From a data analysis perspective, here's the sentence that broadly lays out their approach: 

When groups differ along many variables at once, the overall between-group difference is not accurately represented by the average of univariate effect sizes; in order to properly aggregate differences across variables while keeping correlation patterns into account, it is necessary to compute a multivariate effect size.

  
After some more detailed discussion, they drop the bomb, conclusion-wise: 

...when univariate effect sizes were estimated on latent variables and aggregated in a multivariate index (the strongest methodology), sex differences increased about tenfold and became extremely large.

 
So, earlier research underestimated gender differences in personality because the analysis oversimplified some factors, while not adequately accounting for correlation between multiple factors.  Analyzing the exact same data with a multivariate mindset revealed that the differences between men and women were far more significant. 

Now, at this point, people who've been in relationships with members of the opposite sex may feel free to roll their eyes and say, "Duh!"  

But for anyone who needs to analyze data, this study provides a valuable lesson about the importance of selecting the right factors to analyze, and identifying the right approach to analyze the data you've collected. 

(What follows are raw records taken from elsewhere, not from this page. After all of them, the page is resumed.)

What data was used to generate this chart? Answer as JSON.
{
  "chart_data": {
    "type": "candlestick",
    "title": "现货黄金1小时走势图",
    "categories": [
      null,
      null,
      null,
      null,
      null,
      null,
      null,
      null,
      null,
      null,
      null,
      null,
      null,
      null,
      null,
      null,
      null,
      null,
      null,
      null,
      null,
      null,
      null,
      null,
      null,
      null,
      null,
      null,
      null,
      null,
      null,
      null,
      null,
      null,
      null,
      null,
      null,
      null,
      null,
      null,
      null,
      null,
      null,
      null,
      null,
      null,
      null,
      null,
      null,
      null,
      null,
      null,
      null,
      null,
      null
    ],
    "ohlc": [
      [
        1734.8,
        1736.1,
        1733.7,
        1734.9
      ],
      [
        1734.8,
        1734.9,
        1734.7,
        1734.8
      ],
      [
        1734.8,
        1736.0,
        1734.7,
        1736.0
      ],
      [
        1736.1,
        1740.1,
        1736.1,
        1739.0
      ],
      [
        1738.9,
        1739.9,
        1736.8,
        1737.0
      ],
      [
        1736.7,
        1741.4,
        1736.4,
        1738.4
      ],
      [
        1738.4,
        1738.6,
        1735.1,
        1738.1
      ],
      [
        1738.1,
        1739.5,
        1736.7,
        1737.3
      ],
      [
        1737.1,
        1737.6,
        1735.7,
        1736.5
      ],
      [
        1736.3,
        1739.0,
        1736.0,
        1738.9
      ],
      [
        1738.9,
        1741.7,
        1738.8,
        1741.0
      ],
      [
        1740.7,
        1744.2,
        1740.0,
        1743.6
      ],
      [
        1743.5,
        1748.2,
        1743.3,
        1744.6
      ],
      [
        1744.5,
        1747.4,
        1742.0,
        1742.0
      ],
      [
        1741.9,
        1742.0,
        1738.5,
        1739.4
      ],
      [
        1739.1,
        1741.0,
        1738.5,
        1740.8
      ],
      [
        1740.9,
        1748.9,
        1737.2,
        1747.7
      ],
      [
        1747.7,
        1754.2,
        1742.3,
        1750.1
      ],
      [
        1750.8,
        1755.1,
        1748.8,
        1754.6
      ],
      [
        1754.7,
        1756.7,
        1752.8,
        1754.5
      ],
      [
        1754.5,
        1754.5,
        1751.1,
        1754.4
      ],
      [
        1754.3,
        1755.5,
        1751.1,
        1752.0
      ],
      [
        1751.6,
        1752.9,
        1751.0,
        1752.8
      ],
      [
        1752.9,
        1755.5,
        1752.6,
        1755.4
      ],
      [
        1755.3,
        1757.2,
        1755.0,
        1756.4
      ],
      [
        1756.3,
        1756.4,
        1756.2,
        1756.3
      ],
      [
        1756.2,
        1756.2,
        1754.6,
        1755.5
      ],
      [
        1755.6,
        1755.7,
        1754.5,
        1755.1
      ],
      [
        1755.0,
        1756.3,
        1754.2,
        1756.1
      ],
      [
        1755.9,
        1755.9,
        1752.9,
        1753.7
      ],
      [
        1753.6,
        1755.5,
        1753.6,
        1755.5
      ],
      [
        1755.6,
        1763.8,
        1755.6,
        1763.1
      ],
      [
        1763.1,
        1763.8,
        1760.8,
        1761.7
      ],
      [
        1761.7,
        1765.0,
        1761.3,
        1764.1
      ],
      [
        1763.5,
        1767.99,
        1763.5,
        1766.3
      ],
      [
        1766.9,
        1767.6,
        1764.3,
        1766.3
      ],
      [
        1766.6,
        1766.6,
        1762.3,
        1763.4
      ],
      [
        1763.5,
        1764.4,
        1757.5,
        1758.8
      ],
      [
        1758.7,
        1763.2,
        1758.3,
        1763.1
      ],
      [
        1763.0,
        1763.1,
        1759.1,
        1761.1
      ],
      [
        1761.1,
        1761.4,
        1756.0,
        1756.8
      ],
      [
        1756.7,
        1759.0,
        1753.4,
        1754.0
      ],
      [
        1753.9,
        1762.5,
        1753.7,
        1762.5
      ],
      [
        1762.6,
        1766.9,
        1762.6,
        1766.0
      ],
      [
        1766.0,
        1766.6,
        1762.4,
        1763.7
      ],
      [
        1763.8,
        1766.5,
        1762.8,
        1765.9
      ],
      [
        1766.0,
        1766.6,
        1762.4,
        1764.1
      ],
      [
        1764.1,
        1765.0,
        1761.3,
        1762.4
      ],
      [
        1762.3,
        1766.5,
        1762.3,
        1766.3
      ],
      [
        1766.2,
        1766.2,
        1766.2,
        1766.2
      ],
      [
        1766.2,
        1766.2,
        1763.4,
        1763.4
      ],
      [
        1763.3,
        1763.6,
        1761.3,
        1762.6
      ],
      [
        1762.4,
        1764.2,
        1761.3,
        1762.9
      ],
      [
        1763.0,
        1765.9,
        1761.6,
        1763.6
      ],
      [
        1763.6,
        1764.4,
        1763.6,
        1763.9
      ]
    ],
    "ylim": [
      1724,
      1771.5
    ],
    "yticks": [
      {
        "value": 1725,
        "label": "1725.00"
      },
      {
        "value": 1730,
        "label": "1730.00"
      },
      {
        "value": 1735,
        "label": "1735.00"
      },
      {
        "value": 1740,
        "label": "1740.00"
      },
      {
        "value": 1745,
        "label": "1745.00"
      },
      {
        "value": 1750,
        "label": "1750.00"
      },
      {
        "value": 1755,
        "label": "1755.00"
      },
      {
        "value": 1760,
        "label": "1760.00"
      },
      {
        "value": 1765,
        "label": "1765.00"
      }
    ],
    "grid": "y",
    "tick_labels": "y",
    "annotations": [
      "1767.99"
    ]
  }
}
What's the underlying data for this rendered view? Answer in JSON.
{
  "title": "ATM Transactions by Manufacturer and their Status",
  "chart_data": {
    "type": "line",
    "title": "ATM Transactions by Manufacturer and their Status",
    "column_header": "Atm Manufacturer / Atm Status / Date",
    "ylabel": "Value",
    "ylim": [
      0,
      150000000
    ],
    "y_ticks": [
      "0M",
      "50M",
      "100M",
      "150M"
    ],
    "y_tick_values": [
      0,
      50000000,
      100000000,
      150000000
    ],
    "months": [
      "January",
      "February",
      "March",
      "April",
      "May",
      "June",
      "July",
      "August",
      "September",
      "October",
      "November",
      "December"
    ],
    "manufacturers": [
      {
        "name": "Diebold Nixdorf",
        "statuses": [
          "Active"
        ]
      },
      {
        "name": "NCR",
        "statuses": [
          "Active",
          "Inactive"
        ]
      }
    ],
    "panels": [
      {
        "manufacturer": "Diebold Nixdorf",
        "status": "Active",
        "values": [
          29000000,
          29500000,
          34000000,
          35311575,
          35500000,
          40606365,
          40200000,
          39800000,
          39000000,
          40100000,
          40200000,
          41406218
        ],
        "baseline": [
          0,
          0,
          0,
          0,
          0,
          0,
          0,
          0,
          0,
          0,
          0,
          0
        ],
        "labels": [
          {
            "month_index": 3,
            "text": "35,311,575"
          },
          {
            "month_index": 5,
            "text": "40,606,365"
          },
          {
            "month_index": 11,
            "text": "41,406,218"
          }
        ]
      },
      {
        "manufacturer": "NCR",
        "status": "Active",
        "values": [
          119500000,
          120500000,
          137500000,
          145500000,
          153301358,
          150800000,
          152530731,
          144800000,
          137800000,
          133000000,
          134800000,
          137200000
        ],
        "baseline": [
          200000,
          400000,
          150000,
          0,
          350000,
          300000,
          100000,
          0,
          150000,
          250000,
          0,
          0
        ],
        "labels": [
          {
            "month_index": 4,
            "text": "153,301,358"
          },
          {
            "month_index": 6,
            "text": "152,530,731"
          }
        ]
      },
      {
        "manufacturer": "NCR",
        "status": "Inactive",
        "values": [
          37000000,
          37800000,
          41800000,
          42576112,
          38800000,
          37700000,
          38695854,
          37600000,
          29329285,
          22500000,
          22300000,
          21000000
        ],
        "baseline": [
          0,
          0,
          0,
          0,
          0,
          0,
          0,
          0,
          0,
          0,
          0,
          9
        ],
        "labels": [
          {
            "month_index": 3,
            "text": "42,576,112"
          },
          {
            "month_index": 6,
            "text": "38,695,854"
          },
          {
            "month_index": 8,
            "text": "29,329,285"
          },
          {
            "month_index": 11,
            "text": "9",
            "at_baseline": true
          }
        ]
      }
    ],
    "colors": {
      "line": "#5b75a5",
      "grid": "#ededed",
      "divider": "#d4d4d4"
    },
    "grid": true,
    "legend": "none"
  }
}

In Minitab Statistical Software, you can use tools available in Stat > Multivariate to analyze your data's covariance structure, assign observations to groups, explore relationships among categorical variables, and more.

And quality practitioners can use Minitab's multivariate control charts (Stat > Control Charts > Multivariate Charts) to investigate how correlated or dependent variables influence a process or outcome together--for instance, to investigate if temperature and pressure are jointly in control in producing plastic parts.

Have you ever had a data set that yielded different outcomes depending on how you approached the analysis?